Naturalness in Cosmological Initial Conditions

TL;DR

This paper introduces a boundary term framework within effective field theory to classify and analyze the naturalness of cosmological initial conditions, including inflation and cyclic models, with implications for observability and fine-tuning.

Contribution

It develops a novel boundary term approach to classify and assess the naturalness of initial conditions in cosmology, linking effective field theory with boundary operators.

Findings

Boundary terms can support extra degrees of freedom.

Naturalness constraints can identify fine-tuned models.

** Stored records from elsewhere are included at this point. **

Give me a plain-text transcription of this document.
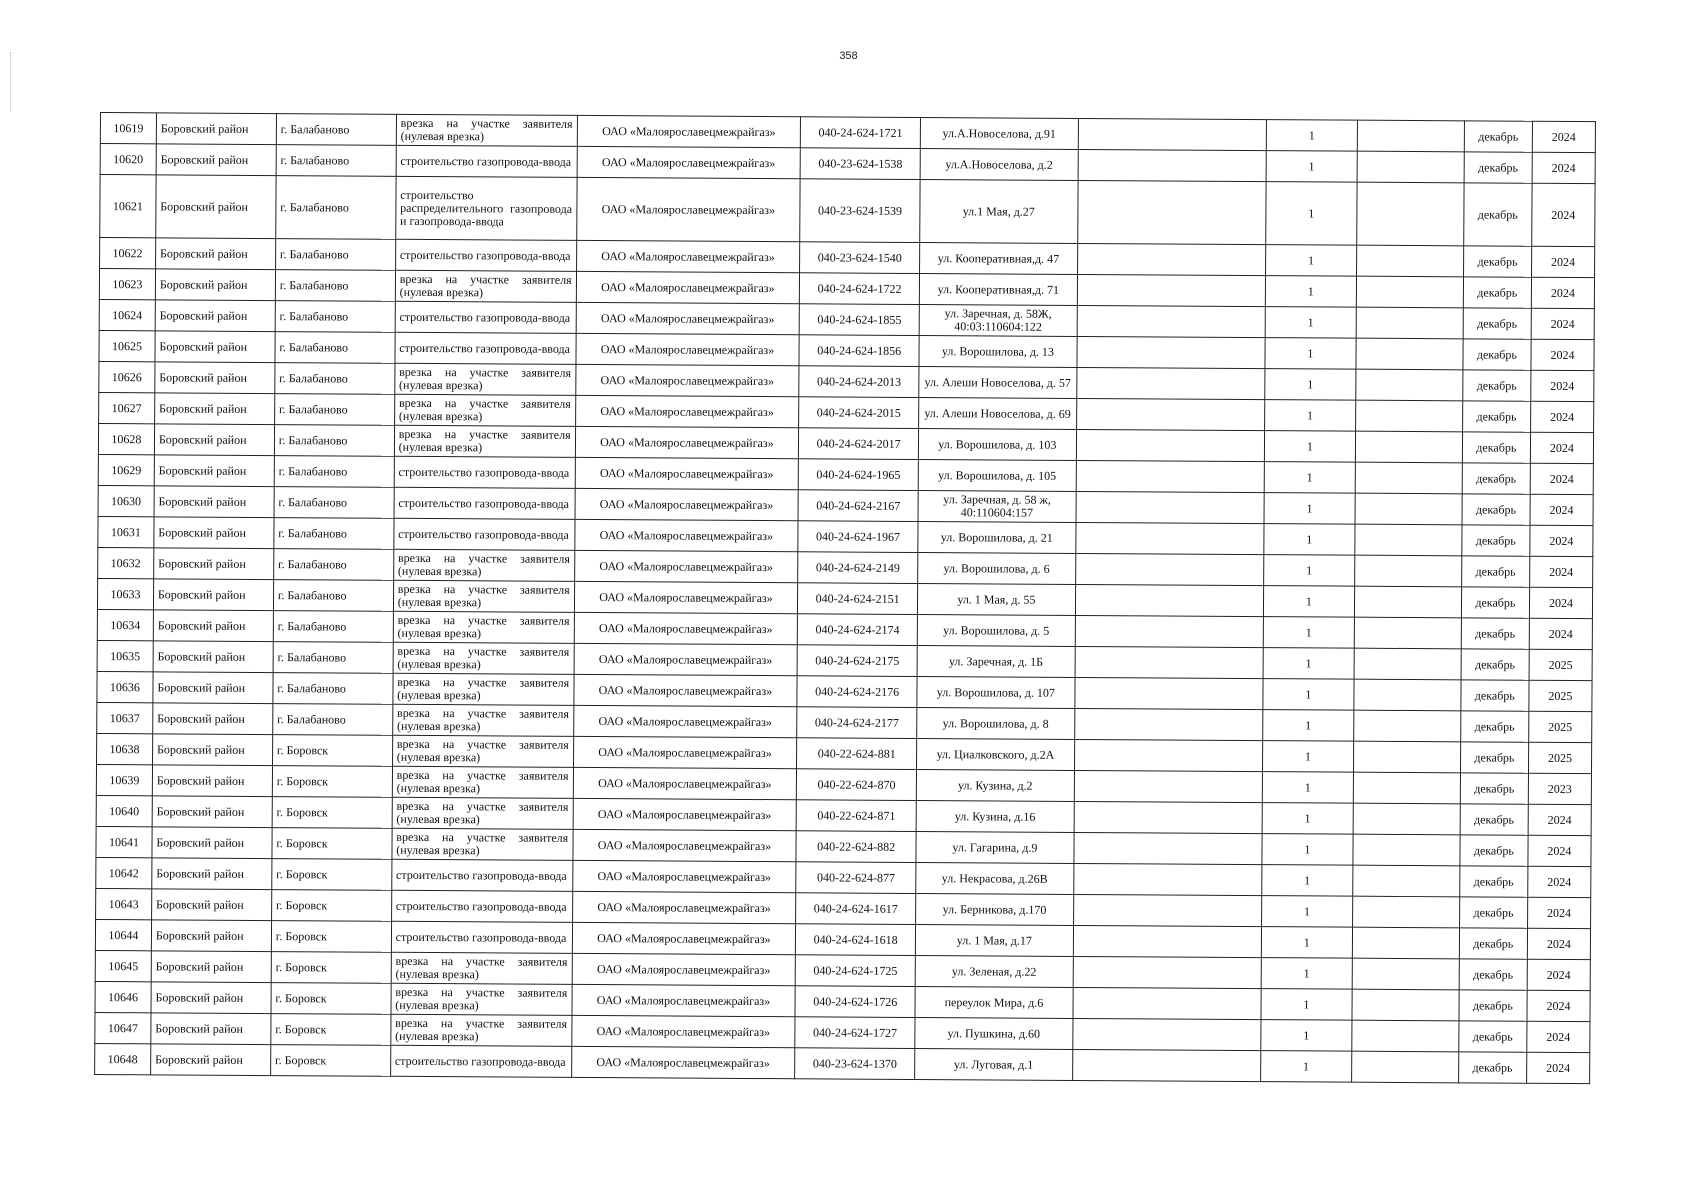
358
10619	Боровский район	г. Балабаново	врезка на участке заявителя (нулевая врезка)	ОАО «Малоярославецмежрайгаз»	040-24-624-1721	ул.А.Новоселова, д.91		1		декабрь	2024
10620	Боровский район	г. Балабаново	строительство газопровода-ввода	ОАО «Малоярославецмежрайгаз»	040-23-624-1538	ул.А.Новоселова, д.2		1		декабрь	2024
10621	Боровский район	г. Балабаново	строительство распределительного газопровода и газопровода-ввода	ОАО «Малоярославецмежрайгаз»	040-23-624-1539	ул.1 Мая, д.27		1		декабрь	2024
10622	Боровский район	г. Балабаново	строительство газопровода-ввода	ОАО «Малоярославецмежрайгаз»	040-23-624-1540	ул. Кооперативная,д. 47		1		декабрь	2024
10623	Боровский район	г. Балабаново	врезка на участке заявителя (нулевая врезка)	ОАО «Малоярославецмежрайгаз»	040-24-624-1722	ул. Кооперативная,д. 71		1		декабрь	2024
10624	Боровский район	г. Балабаново	строительство газопровода-ввода	ОАО «Малоярославецмежрайгаз»	040-24-624-1855	ул. Заречная, д. 58Ж, 40:03:110604:122		1		декабрь	2024
10625	Боровский район	г. Балабаново	строительство газопровода-ввода	ОАО «Малоярославецмежрайгаз»	040-24-624-1856	ул. Ворошилова, д. 13		1		декабрь	2024
10626	Боровский район	г. Балабаново	врезка на участке заявителя (нулевая врезка)	ОАО «Малоярославецмежрайгаз»	040-24-624-2013	ул. Алеши Новоселова, д. 57		1		декабрь	2024
10627	Боровский район	г. Балабаново	врезка на участке заявителя (нулевая врезка)	ОАО «Малоярославецмежрайгаз»	040-24-624-2015	ул. Алеши Новоселова, д. 69		1		декабрь	2024
10628	Боровский район	г. Балабаново	врезка на участке заявителя (нулевая врезка)	ОАО «Малоярославецмежрайгаз»	040-24-624-2017	ул. Ворошилова, д. 103		1		декабрь	2024
10629	Боровский район	г. Балабаново	строительство газопровода-ввода	ОАО «Малоярославецмежрайгаз»	040-24-624-1965	ул. Ворошилова, д. 105		1		декабрь	2024
10630	Боровский район	г. Балабаново	строительство газопровода-ввода	ОАО «Малоярославецмежрайгаз»	040-24-624-2167	ул. Заречная, д. 58 ж, 40:110604:157		1		декабрь	2024
10631	Боровский район	г. Балабаново	строительство газопровода-ввода	ОАО «Малоярославецмежрайгаз»	040-24-624-1967	ул. Ворошилова, д. 21		1		декабрь	2024
10632	Боровский район	г. Балабаново	врезка на участке заявителя (нулевая врезка)	ОАО «Малоярославецмежрайгаз»	040-24-624-2149	ул. Ворошилова, д. 6		1		декабрь	2024
10633	Боровский район	г. Балабаново	врезка на участке заявителя (нулевая врезка)	ОАО «Малоярославецмежрайгаз»	040-24-624-2151	ул. 1 Мая, д. 55		1		декабрь	2024
10634	Боровский район	г. Балабаново	врезка на участке заявителя (нулевая врезка)	ОАО «Малоярославецмежрайгаз»	040-24-624-2174	ул. Ворошилова, д. 5		1		декабрь	2024
10635	Боровский район	г. Балабаново	врезка на участке заявителя (нулевая врезка)	ОАО «Малоярославецмежрайгаз»	040-24-624-2175	ул. Заречная, д. 1Б		1		декабрь	2025
10636	Боровский район	г. Балабаново	врезка на участке заявителя (нулевая врезка)	ОАО «Малоярославецмежрайгаз»	040-24-624-2176	ул. Ворошилова, д. 107		1		декабрь	2025
10637	Боровский район	г. Балабаново	врезка на участке заявителя (нулевая врезка)	ОАО «Малоярославецмежрайгаз»	040-24-624-2177	ул. Ворошилова, д. 8		1		декабрь	2025
10638	Боровский район	г. Боровск	врезка на участке заявителя (нулевая врезка)	ОАО «Малоярославецмежрайгаз»	040-22-624-881	ул. Циалковского, д.2А		1		декабрь	2025
10639	Боровский район	г. Боровск	врезка на участке заявителя (нулевая врезка)	ОАО «Малоярославецмежрайгаз»	040-22-624-870	ул. Кузина, д.2		1		декабрь	2023
10640	Боровский район	г. Боровск	врезка на участке заявителя (нулевая врезка)	ОАО «Малоярославецмежрайгаз»	040-22-624-871	ул. Кузина, д.16		1		декабрь	2024
10641	Боровский район	г. Боровск	врезка на участке заявителя (нулевая врезка)	ОАО «Малоярославецмежрайгаз»	040-22-624-882	ул. Гагарина, д.9		1		декабрь	2024
10642	Боровский район	г. Боровск	строительство газопровода-ввода	ОАО «Малоярославецмежрайгаз»	040-22-624-877	ул. Некрасова, д.26В		1		декабрь	2024
10643	Боровский район	г. Боровск	строительство газопровода-ввода	ОАО «Малоярославецмежрайгаз»	040-24-624-1617	ул. Берникова, д.170		1		декабрь	2024
10644	Боровский район	г. Боровск	строительство газопровода-ввода	ОАО «Малоярославецмежрайгаз»	040-24-624-1618	ул. 1 Мая, д.17		1		декабрь	2024
10645	Боровский район	г. Боровск	врезка на участке заявителя (нулевая врезка)	ОАО «Малоярославецмежрайгаз»	040-24-624-1725	ул. Зеленая, д.22		1		декабрь	2024
10646	Боровский район	г. Боровск	врезка на участке заявителя (нулевая врезка)	ОАО «Малоярославецмежрайгаз»	040-24-624-1726	переулок Мира, д.6		1		декабрь	2024
10647	Боровский район	г. Боровск	врезка на участке заявителя (нулевая врезка)	ОАО «Малоярославецмежрайгаз»	040-24-624-1727	ул. Пушкина, д.60		1		декабрь	2024
10648	Боровский район	г. Боровск	строительство газопровода-ввода	ОАО «Малоярославецмежрайгаз»	040-23-624-1370	ул. Луговая, д.1		1		декабрь	2024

Some non-Gaussian initial conditions are observable and natural.

Abstract

We propose a novel approach to the problem of constraining cosmological initial conditions. Within the framework of effective field theory, we classify initial conditions in terms of boundary terms added to the effective action describing the cosmological evolution below Planckian energies. These boundary terms can be thought of as spacelike branes which may support extra instantaneous degrees of freedom and extra operators. Interactions and renormalization of these boundary terms allow us to apply to the boundary terms the field-theoretical requirement of naturalness, i.e. stability under radiative corrections. We apply this requirement to slow-roll inflation with non-adiabatic initial conditions, and to cyclic cosmology. This allows us to define in a precise sense when some of these models are fine-tuned. We also describe how to parametrize in a model-independent way non-Gaussian initial conditions; we show that in some cases they are both potentially observable and pass our naturalness requirement.